If $\left( {{x_1},{y_1}} \right)$ is the point of intersection of line (i) and (ii), then it must satisfy both equations (i) and (ii), i.e.
$\begin{gathered} {a_1}{x_1} + {b_1}{y_1} + {c_1} = 0\,\,\,\,\,{\text{ – – – }}\left( {{\text{iv}}} \right) \\ {a_2}{x_1} + {b_2}{y_1} + {c_2} = 0\,\,\,\,\,{\text{ – – – }}\left( {\text{v}} \right) \\ \end{gathered}$

Next we check whether the point $\left( {{x_1},{y_1}} \right)$ lies on (iii) or not. For this we replace $x$ by ${x_1}$ and $y$ by ${y_1}$ in equation (iii), and we have
${a_1}{x_1} + {b_1}{y_1} + {c_1} + k\left( {{a_2}{x_1} + {b_2}{y_1} + {c_2}} \right) = 0\,\,\,\,{\text{ – – – }}\left( {{\text{vi}}} \right)$

Using equation (iv) and (v) in equation (vi), we get the following result:
$\begin{gathered} 0 + k\left( 0 \right) = 0 \\ 0 = 0 \\ \end{gathered}$

This shows that (vi) is true for all $k$ and for $x = {x_1},\,y = {y_1}$. Thus, the point $\left( {{x_1},{y_1}} \right)$ lies on (vi) for all $k$. In fact (vi) represents the equation of the line through the point of intersection of the lines (i) and (ii). Since $k$ is any real number, equation (vi) shows that there will be an infinite number of lines through the point of intersection of the lines (i) and (ii).

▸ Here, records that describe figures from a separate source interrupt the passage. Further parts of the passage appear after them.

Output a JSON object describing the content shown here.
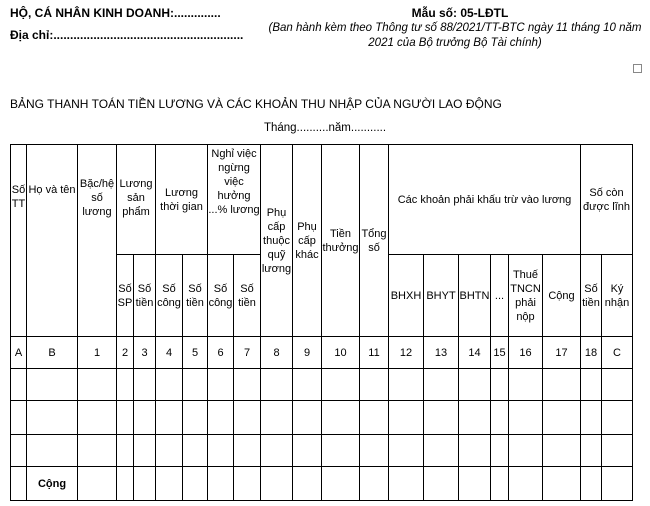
{
  "header": {
    "org": "HỘ, CÁ NHÂN KINH DOANH:..............",
    "address": "Địa chỉ:.........................................................",
    "form_no": "Mẫu số: 05-LĐTL",
    "issued_by": "(Ban hành kèm theo Thông tư số 88/2021/TT-BTC ngày 11 tháng 10 năm 2021 của Bộ trưởng Bộ Tài chính)"
  },
  "title": "BẢNG THANH TOÁN TIỀN LƯƠNG VÀ CÁC KHOẢN THU NHẬP CỦA NGƯỜI LAO ĐỘNG",
  "period": "Tháng..........năm...........",
  "table": {
    "h1": {
      "stt": "Số TT",
      "name": "Họ và tên",
      "grade": "Bặc/hệ số lương",
      "product_wage": "Lương sản phẩm",
      "time_wage": "Lương thời gian",
      "leave": "Nghỉ việc ngừng việc hưởng ...% lương",
      "allow_fund": "Phụ cấp thuộc quỹ lương",
      "allow_other": "Phụ cấp khác",
      "bonus": "Tiền thưởng",
      "total": "Tổng số",
      "deductions": "Các khoản phải khấu trừ vào lương",
      "remaining": "Số còn được lĩnh"
    },
    "h2": [
      "Số SP",
      "Số tiền",
      "Số công",
      "Số tiền",
      "Số công",
      "Số tiền",
      "BHXH",
      "BHYT",
      "BHTN",
      "...",
      "Thuế TNCN phải nộp",
      "Cộng",
      "Số tiền",
      "Ký nhận"
    ],
    "index_row": [
      "A",
      "B",
      "1",
      "2",
      "3",
      "4",
      "5",
      "6",
      "7",
      "8",
      "9",
      "10",
      "11",
      "12",
      "13",
      "14",
      "15",
      "16",
      "17",
      "18",
      "C"
    ],
    "total_label": "Cộng"
  }
}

In order to find the particular line, we must have the particular value of $k$, and this particular value of $k$can be found with the help of some given conditions.

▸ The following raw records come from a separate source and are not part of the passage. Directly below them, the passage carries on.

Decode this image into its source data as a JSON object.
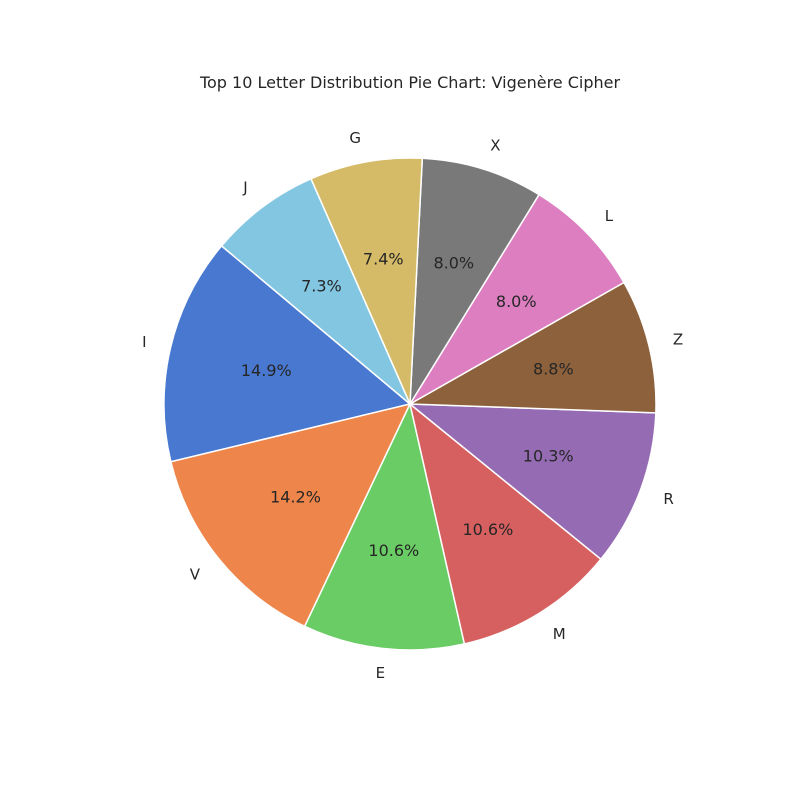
{
  "chart_data": {
    "type": "pie",
    "title": "Top 10 Letter Distribution Pie Chart: Vigenère Cipher",
    "start_angle_deg": 140,
    "direction": "counterclockwise",
    "slices": [
      {
        "label": "I",
        "value": 14.9,
        "pct_label": "14.9%",
        "color": "#4878d0"
      },
      {
        "label": "V",
        "value": 14.2,
        "pct_label": "14.2%",
        "color": "#ee854a"
      },
      {
        "label": "E",
        "value": 10.6,
        "pct_label": "10.6%",
        "color": "#6acc64"
      },
      {
        "label": "M",
        "value": 10.6,
        "pct_label": "10.6%",
        "color": "#d65f5f"
      },
      {
        "label": "R",
        "value": 10.3,
        "pct_label": "10.3%",
        "color": "#956cb4"
      },
      {
        "label": "Z",
        "value": 8.8,
        "pct_label": "8.8%",
        "color": "#8c613c"
      },
      {
        "label": "L",
        "value": 8.0,
        "pct_label": "8.0%",
        "color": "#dc7ec0"
      },
      {
        "label": "X",
        "value": 8.0,
        "pct_label": "8.0%",
        "color": "#797979"
      },
      {
        "label": "G",
        "value": 7.4,
        "pct_label": "7.4%",
        "color": "#d5bb67"
      },
      {
        "label": "J",
        "value": 7.3,
        "pct_label": "7.3%",
        "color": "#82c6e2"
      }
    ]
  }
}
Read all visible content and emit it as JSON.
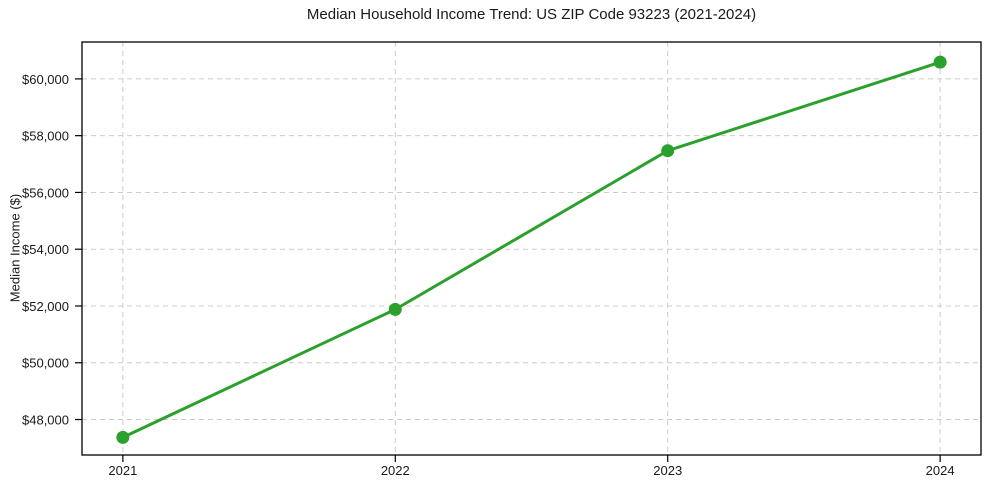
{
  "figure": {
    "background": "#ffffff"
  },
  "chart_data": {
    "type": "line",
    "title": "Median Household Income Trend: US ZIP Code 93223 (2021-2024)",
    "xlabel": "",
    "ylabel": "Median Income ($)",
    "x": [
      2021,
      2022,
      2023,
      2024
    ],
    "x_tick_labels": [
      "2021",
      "2022",
      "2023",
      "2024"
    ],
    "values": [
      47370,
      51880,
      57470,
      60590
    ],
    "xlim": [
      2020.85,
      2024.15
    ],
    "ylim": [
      46750,
      61300
    ],
    "yticks": [
      48000,
      50000,
      52000,
      54000,
      56000,
      58000,
      60000
    ],
    "ytick_labels": [
      "$48,000",
      "$50,000",
      "$52,000",
      "$54,000",
      "$56,000",
      "$58,000",
      "$60,000"
    ],
    "grid": true,
    "grid_style": "dashed",
    "legend": false,
    "marker": "circle",
    "line_color": "#2ca02c",
    "grid_color": "#cccccc",
    "spine_color": "#000000",
    "text_color": "#1a1a1a"
  }
}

Example: Find the equation of a line through the point $\left( {1,3} \right)$ and the point of intersection of lines $2x – 3y + 4 = 0$ and $4x + y – 1 = 0$.

The equation of a straight line through the point of intersection of lines $2x – 3y + 4 = 0$ and $4x + y – 1 = 0$ is given as
$2x – 3y + 4 + k\left( {4x + y – 1} \right) = 0$

Since the required line passes through the point $\left( {1,3} \right)$, this point must satisfy the equation, i.e.
$\begin{gathered} 2\left( 1 \right) – 3\left( 3 \right) + 4 + k\left( {4\left( 1 \right) + 3 – 1} \right) = 0 \\ – 3 + 6k = 0\,\,\, \Rightarrow k = \frac{1}{2} \\ \end{gathered}$

Putting this value of $k$ in the required equation of a straight line, we have
$\begin{gathered} 2x – 3y + 4 + \frac{1}{2}\left( {4x + y – 1} \right) = 0 \\ \Rightarrow 4x – 6y + 8 + 4x + y – 1 = 0 \\ \Rightarrow 8x – 5y + 7 = 0 \\ \end{gathered}$

This is the required equation of the straight line.